He took it to BTB Burrito with his buddies from Ann Arbor Pioneer High, because that was their go-to lunch spot. They're still his buddies. It's still a go-to.
"He is the exact same guy," Mark Silverman, the best man at Cole's wedding, said. "Nothing has changed. That's why we love him. He makes a lot of money, he has a pretty awesome job, but he's still our friend from Ann Arbor we grew up with."
He took it to the Coach and Four Barber Shop, where Gerry Erickson has been cutting hair for 44 years - and where Erickson used to sharpen skates too. Erickson used to do both for Cole.
But Cole also took the Cup to places that created meaning for others.
He took it to C.S. Mott Children's Hospital at the University of Michigan and the Ronald McDonald House, which serves families of children in the hospital. Children came in wheelchairs and toy wagons and their parents' arms, and Cole chatted and posed for pictures.
He held Owen Saba, a 5-month-old who was going home Friday after a 40-day stay for open-heart surgery, as the baby's father, Fareed, a Blackhawks fan, snapped pictures of the baby and the Blackhawks' names on the Cup.

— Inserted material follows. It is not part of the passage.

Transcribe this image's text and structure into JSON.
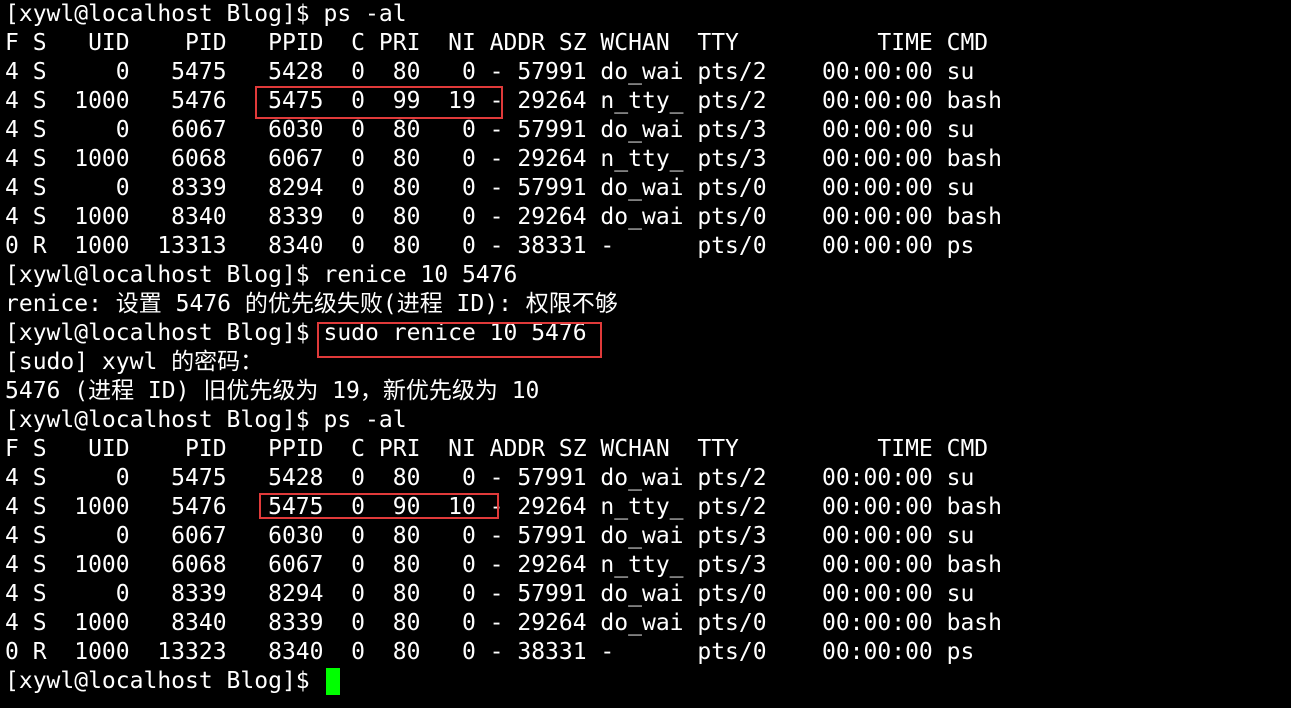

He spun the Cup around like a top for Travis Rathman, a 20-year-old having surgery for fluid on the brain. Rathman was at Joe Louis Arena when the Detroit Red Wings won the Stanley Cup in 2002. So Cole showed him where the 2001-02 Red Wings' names were engraved and where the 2015-16 Penguins would be.
"Did you get photos?" Rathman asked his attendant. "Did you get photos?"
"Yes," the attendant said. "I got, like, 10."
Chris Dickinson, the chief medical officer at Mott, has known Cole since the defenseman was five or six years old. He played rec hockey with Cole's father, Doug.